Diagrammatic representation of significant morphological changes that occur during the development of the zonary placental band on the elephant conceptus. (a) Replacement of the lumenal epithelium of the endometrium by trophoblast in the equatorial region of the conceptus. (b) Commencing upgrowth of trophoblast-covered stromal villi above the surface of the endometrium. (c) Elongation and branching of the trophoblast covered lamellae, each containing maternal capillaries surrounded by adequate amounts of stromal tissue.
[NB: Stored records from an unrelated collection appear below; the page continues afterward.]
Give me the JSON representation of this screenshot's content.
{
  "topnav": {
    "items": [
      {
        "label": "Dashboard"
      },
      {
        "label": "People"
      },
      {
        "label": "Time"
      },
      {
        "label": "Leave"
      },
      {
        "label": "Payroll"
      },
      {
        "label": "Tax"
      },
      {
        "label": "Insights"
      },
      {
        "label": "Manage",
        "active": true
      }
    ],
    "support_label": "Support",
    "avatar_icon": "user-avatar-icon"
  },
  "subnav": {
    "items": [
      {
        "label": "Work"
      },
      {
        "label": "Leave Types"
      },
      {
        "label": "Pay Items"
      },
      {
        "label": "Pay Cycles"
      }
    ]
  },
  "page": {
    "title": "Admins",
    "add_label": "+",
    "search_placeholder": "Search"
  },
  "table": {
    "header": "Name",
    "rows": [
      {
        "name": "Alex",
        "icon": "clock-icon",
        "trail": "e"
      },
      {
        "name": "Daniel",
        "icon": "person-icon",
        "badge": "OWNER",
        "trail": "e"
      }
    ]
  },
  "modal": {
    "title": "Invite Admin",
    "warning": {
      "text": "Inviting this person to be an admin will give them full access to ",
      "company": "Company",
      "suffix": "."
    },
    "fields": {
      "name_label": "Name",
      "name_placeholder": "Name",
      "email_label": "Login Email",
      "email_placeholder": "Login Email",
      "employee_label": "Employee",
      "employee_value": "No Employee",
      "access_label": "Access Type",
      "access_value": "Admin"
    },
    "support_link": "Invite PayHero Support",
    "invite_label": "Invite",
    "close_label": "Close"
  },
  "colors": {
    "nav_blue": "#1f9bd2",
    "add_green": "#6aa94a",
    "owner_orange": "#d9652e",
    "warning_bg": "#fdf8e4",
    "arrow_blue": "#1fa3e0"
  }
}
Foetal capillaries containing nucleated red blood cells are scattered throughout the allantoic mesoderm that separates adjacent lamellae. (d) The elongating lamellae at the lateral edge of the placental band lay over towards the endometrium to create the blind ending cleft in which the haemophagous zone will form. (e) In the mature placental band, the very elongated stromal lamellae become increasingly folded or pleated so as to maximize the available surface area of fetomaternal contact for placental exchange. Leakage of maternal blood into the lateral clefts creates the haemophagous zones in which the morphologically differentiated trophoblast cells imbibe maternal blood components.